As they made their way further south through the city, Merrick got to see first-hand what carnage the artillery ships had wrought, and for the first time he appreciated the importance of their mission. Dockside and the Warehouse District were in ruins. To the south-east the Temple of Autumn seemed relatively untouched, but that did little to assuage the devastation that had been wreaked on the rest of the city’s southern quarters. Merrick only hoped there had been no one living here when the bombardment began. Deep down he knew there must have been. Deep down he knew most of these houses would have bodies in them, burned and black and clawing at the sky with dead hands.
And that makes you angry, doesn’t it? That makes you want to kill. That moves you and you don’t fucking like it, Ryder.
Merrick gripped his reins tighter, his jaw setting. He tried not to look, not to think, but it was impossible. This wasn’t war, this was murder. For all his selfishness, for all his self-indulgence and arrogance and acting the jester for so many years, this hurt. There needed to be a reckoning for this.
But you’ve never been the vengeance type, Ryder. You’ve never given enough of a shit. Revenge is a waste of time; it just gets in the way. What happened to Merrick Ryder the pragmatist?
‘He’s dead and gone,’ he said through gritted teeth.
Only time will tell, Ryder. Let’s wait and see, shall we? There’s still plenty of time for you to prove you haven’t changed.

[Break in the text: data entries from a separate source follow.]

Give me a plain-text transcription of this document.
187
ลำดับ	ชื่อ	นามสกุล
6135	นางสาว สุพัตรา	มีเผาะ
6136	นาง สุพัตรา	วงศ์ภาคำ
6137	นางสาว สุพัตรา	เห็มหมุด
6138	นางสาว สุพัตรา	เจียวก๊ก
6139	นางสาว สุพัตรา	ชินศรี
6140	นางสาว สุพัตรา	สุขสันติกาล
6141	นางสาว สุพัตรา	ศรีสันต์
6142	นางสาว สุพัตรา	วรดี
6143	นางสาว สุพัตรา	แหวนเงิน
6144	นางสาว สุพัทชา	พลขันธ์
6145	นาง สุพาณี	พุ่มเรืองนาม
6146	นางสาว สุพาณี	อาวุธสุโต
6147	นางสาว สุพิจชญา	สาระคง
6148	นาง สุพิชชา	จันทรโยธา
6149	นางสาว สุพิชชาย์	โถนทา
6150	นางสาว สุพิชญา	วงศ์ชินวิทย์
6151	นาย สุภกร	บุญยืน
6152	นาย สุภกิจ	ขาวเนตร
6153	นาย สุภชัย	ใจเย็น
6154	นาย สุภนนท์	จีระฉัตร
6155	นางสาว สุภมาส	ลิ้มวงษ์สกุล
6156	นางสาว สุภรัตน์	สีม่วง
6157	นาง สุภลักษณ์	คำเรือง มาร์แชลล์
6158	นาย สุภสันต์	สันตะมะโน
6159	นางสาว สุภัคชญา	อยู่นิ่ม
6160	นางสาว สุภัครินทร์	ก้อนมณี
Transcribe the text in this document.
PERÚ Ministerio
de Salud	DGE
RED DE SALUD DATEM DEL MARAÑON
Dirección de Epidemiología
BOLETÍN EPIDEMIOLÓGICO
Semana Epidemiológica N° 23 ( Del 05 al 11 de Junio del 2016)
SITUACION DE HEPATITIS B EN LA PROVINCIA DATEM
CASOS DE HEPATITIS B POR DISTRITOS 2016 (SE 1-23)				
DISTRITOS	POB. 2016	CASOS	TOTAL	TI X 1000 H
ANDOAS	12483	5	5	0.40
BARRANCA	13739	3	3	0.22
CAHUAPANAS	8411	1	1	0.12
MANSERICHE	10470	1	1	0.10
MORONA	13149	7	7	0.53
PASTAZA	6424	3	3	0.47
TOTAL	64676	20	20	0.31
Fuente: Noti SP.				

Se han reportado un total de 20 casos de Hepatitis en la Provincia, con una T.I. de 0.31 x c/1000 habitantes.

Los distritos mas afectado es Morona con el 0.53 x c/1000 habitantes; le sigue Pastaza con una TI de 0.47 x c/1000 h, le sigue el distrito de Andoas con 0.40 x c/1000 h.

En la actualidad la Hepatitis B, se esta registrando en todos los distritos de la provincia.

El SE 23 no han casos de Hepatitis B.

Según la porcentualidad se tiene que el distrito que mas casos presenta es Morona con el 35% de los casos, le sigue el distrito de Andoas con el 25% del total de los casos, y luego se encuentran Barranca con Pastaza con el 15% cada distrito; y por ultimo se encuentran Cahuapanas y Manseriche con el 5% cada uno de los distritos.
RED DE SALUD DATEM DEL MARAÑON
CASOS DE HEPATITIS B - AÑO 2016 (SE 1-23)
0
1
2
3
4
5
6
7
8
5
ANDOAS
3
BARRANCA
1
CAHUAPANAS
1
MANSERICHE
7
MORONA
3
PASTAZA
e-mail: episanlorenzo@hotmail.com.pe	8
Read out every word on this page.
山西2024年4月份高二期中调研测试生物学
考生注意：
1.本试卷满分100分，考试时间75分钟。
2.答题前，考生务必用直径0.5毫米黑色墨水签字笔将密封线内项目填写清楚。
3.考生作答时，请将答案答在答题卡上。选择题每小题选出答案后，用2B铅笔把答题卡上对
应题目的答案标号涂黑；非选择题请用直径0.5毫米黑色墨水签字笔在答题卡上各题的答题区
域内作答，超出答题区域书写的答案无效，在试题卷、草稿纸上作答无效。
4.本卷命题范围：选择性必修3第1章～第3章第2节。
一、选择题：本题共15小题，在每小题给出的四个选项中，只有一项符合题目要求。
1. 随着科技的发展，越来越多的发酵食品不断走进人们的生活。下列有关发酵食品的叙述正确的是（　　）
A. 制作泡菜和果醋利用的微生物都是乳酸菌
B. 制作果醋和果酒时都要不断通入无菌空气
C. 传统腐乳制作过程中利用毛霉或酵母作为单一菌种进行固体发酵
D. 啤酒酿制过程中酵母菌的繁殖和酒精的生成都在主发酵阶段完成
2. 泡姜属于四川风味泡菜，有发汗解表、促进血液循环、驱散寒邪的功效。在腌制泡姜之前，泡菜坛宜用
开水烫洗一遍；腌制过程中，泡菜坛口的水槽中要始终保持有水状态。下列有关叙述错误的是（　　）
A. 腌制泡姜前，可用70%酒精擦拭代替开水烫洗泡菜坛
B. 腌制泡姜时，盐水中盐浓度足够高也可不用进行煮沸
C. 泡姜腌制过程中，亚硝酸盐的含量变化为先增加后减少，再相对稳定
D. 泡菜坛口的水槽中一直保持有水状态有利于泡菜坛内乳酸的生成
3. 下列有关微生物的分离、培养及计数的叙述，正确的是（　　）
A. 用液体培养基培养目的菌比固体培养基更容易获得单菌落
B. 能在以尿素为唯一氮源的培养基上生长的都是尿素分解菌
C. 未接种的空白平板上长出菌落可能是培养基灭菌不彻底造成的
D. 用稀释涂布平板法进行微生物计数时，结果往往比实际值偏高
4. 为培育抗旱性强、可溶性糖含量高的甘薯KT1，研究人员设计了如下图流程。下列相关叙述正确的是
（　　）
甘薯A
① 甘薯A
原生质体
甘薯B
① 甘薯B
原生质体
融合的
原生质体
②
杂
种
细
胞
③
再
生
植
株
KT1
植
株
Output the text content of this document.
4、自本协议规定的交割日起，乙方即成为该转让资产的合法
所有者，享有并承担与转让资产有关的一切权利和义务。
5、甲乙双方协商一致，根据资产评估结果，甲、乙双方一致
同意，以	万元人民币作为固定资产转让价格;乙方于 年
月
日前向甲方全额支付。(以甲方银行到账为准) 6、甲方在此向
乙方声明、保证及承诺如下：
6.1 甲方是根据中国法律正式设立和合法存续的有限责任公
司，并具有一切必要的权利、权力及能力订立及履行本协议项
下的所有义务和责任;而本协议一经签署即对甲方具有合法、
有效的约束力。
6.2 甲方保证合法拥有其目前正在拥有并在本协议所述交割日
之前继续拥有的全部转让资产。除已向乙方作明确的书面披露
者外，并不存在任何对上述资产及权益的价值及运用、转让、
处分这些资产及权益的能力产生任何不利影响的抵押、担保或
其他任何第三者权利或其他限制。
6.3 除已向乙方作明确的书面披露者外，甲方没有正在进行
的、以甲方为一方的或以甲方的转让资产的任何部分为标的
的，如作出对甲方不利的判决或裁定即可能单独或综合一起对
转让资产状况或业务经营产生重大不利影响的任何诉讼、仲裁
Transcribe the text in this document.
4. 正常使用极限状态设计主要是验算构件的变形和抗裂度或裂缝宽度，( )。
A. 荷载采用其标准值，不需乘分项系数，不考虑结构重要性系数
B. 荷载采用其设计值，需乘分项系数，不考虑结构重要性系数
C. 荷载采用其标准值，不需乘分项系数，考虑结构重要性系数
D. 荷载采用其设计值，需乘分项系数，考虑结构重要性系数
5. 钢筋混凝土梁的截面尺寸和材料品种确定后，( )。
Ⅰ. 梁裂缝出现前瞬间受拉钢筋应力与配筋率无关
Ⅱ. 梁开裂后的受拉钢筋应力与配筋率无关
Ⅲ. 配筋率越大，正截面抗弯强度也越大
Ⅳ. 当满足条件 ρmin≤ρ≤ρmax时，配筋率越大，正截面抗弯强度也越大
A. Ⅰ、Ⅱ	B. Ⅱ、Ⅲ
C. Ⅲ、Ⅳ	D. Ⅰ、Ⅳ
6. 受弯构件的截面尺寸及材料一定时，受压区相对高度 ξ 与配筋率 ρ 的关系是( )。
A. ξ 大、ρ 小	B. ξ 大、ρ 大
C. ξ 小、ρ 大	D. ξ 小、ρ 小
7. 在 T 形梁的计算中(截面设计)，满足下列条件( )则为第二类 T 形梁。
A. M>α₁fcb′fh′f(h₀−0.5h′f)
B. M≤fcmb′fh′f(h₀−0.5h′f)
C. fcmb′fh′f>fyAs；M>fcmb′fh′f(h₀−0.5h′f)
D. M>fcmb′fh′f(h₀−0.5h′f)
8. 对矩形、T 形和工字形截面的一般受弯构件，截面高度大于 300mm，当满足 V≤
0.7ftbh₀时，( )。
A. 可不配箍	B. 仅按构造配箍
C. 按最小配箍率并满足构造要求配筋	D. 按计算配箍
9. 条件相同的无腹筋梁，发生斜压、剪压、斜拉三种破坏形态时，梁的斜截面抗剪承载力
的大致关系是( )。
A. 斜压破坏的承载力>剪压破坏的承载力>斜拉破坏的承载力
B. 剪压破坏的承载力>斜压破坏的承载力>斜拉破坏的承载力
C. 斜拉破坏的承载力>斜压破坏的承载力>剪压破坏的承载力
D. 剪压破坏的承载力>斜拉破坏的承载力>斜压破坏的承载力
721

The twenty horses gradually made their way to the sea wall. Cormach led the way, the white pelt he wore across his shoulders bobbing in time to the stride of his warhorse. Just before they reached the gate a fireball cut the sky above them, smashing into a street a hundred yards away. It was an unnerving reminder of why they were here, but did little to curb Merrick’s determination.
They reined in, their horses milling before the great portcullis. It was blackened and charred and Merrick wondered if the mechanisms that opened it would still work.